Hostility focused on the Cárcel Modelo in the Argüelles district of Madrid. There were approximately five thousand detainees in the prison, including over one thousand army officers who had been involved in the thwarted uprising in the Montaña barracks, Falangists and other rebel supporters, as well as some common criminals and a number of Communists and anarchists who had not been released at the beginning of the war, having been imprisoned for violent crimes. Whereas Madrid’s other three prisons, San Antón, Porlier, Du
que de Sesto and Las Ventas, were in the hands of militiamen, the Cárcel Modelo remained under the vigilance of Assault Guards and prison functionaries. For that reason, a number of political personalities had been placed there, some under arrest, some voluntarily, for their own safety. The prison consisted of five wings or galleries, like a star or a cog, around the main courtyard or patio. Each gallery had two hundred individual cells and a wide, rectangular central paved area, also known as a patio. However, by the late summer of 1936, there were five prisoners per cell.81
The right-wing prisoners would gather in the courtyard and the patios and rejoice openly at news of the advances of rebel troops. On various pretexts – to prevent them enjoying the sight of German aircraft bombing the city, when a prisoner was about to be executed or when militiamen arrived to take one away – they were often confined to their cells.82 Some of the younger Falangists would shout insults and fascist slogans through the windows at passing militiamen.

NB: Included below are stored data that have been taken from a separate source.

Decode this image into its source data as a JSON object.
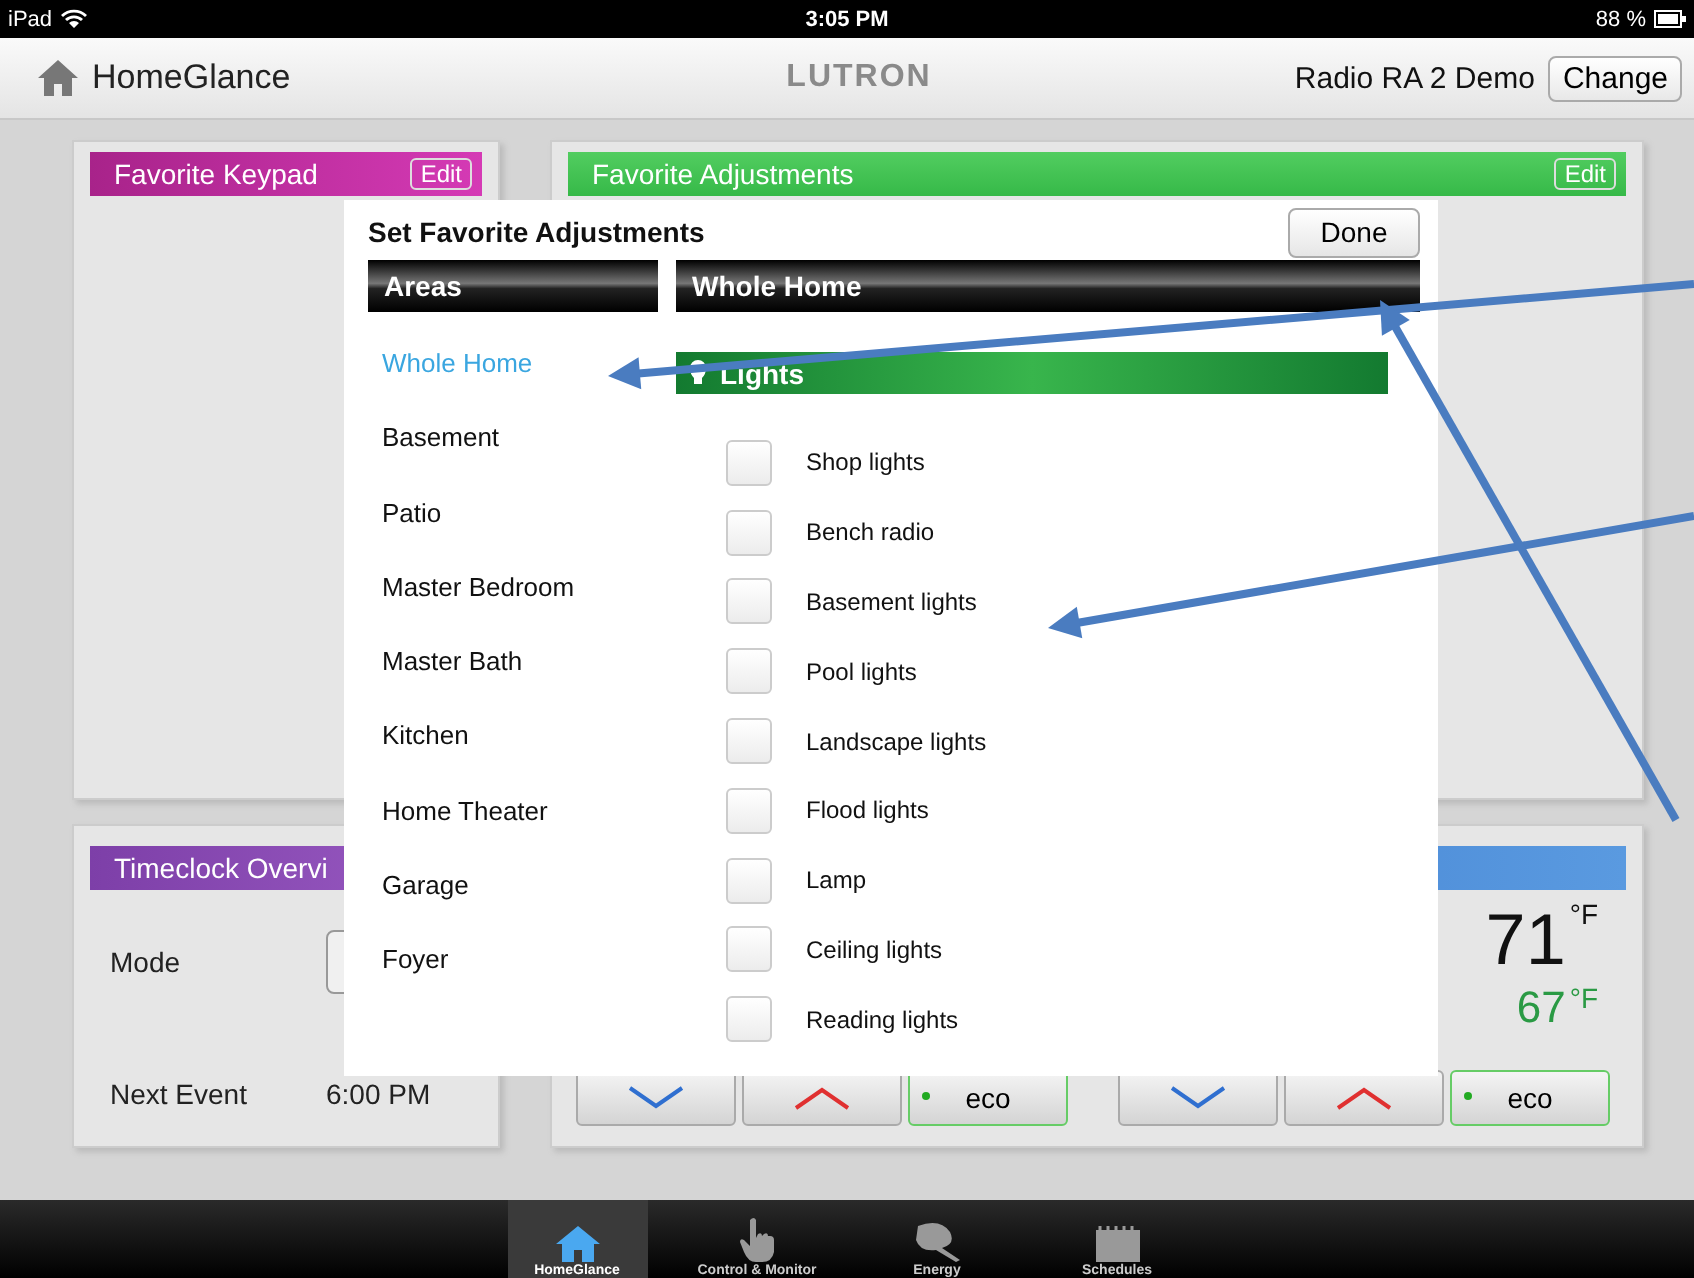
{
  "status_bar": {
    "carrier": "iPad",
    "time": "3:05 PM",
    "battery": "88 %"
  },
  "header": {
    "title": "HomeGlance",
    "logo": "LUTRON",
    "system": "Radio RA 2 Demo",
    "change_button": "Change"
  },
  "favorite_keypad": {
    "title": "Favorite Keypad",
    "edit_button": "Edit"
  },
  "favorite_adjustments": {
    "title": "Favorite Adjustments",
    "edit_button": "Edit"
  },
  "timeclock": {
    "title": "Timeclock Overvi",
    "mode_label": "Mode",
    "next_event_label": "Next Event",
    "next_event": "6:00 PM"
  },
  "thermostat": {
    "temperature": "71",
    "temperature_unit": "°F",
    "setpoint": "67",
    "setpoint_unit": "°F",
    "buttons": [
      {
        "kind": "down"
      },
      {
        "kind": "up"
      },
      {
        "kind": "eco",
        "label": "eco"
      },
      {
        "kind": "down"
      },
      {
        "kind": "up"
      },
      {
        "kind": "eco",
        "label": "eco"
      }
    ]
  },
  "dialog": {
    "title": "Set Favorite Adjustments",
    "done_button": "Done",
    "areas_header": "Areas",
    "zone_header": "Whole Home",
    "group_header": "Lights",
    "areas": [
      {
        "label": "Whole Home",
        "selected": true
      },
      {
        "label": "Basement",
        "selected": false
      },
      {
        "label": "Patio",
        "selected": false
      },
      {
        "label": "Master Bedroom",
        "selected": false
      },
      {
        "label": "Master Bath",
        "selected": false
      },
      {
        "label": "Kitchen",
        "selected": false
      },
      {
        "label": "Home Theater",
        "selected": false
      },
      {
        "label": "Garage",
        "selected": false
      },
      {
        "label": "Foyer",
        "selected": false
      }
    ],
    "loads": [
      {
        "label": "Shop lights",
        "checked": false
      },
      {
        "label": "Bench radio",
        "checked": false
      },
      {
        "label": "Basement lights",
        "checked": false
      },
      {
        "label": "Pool lights",
        "checked": false
      },
      {
        "label": "Landscape lights",
        "checked": false
      },
      {
        "label": "Flood lights",
        "checked": false
      },
      {
        "label": "Lamp",
        "checked": false
      },
      {
        "label": "Ceiling lights",
        "checked": false
      },
      {
        "label": "Reading lights",
        "checked": false
      }
    ]
  },
  "tab_bar": [
    {
      "kind": "home",
      "label": "HomeGlance",
      "selected": true
    },
    {
      "kind": "hand",
      "label": "Control & Monitor",
      "selected": false
    },
    {
      "kind": "energy",
      "label": "Energy",
      "selected": false
    },
    {
      "kind": "schedule",
      "label": "Schedules",
      "selected": false
    }
  ]
}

Such provocative behaviour worried prisoners like Ramón Serrano Suñer, Franco’s brother-in-law. Some Republican newspapers published indignant articles about the prisoners which drew the attention of the CPIP. One especially provocative piece referred to:
various priests and military chaplains, with few exceptions, sleek and fat as befits their profession. They are dressed haphazardly, many in pyjamas, some in militia overalls, shirts of every colour of the rainbow, cotton and khaki trousers, wrinkled, too long or too short. Unshaved, they are hardly distinguishable from ordinary prisoners. Their previously elegant air was provided by their uniforms or suits. They speak little, meditate a lot and sob a bit … Other galleries hold more fascists involved in the rising and others who were arrested before it took place, such as the Falangist leaders Ruiz de Alda and Sánchez Mazas.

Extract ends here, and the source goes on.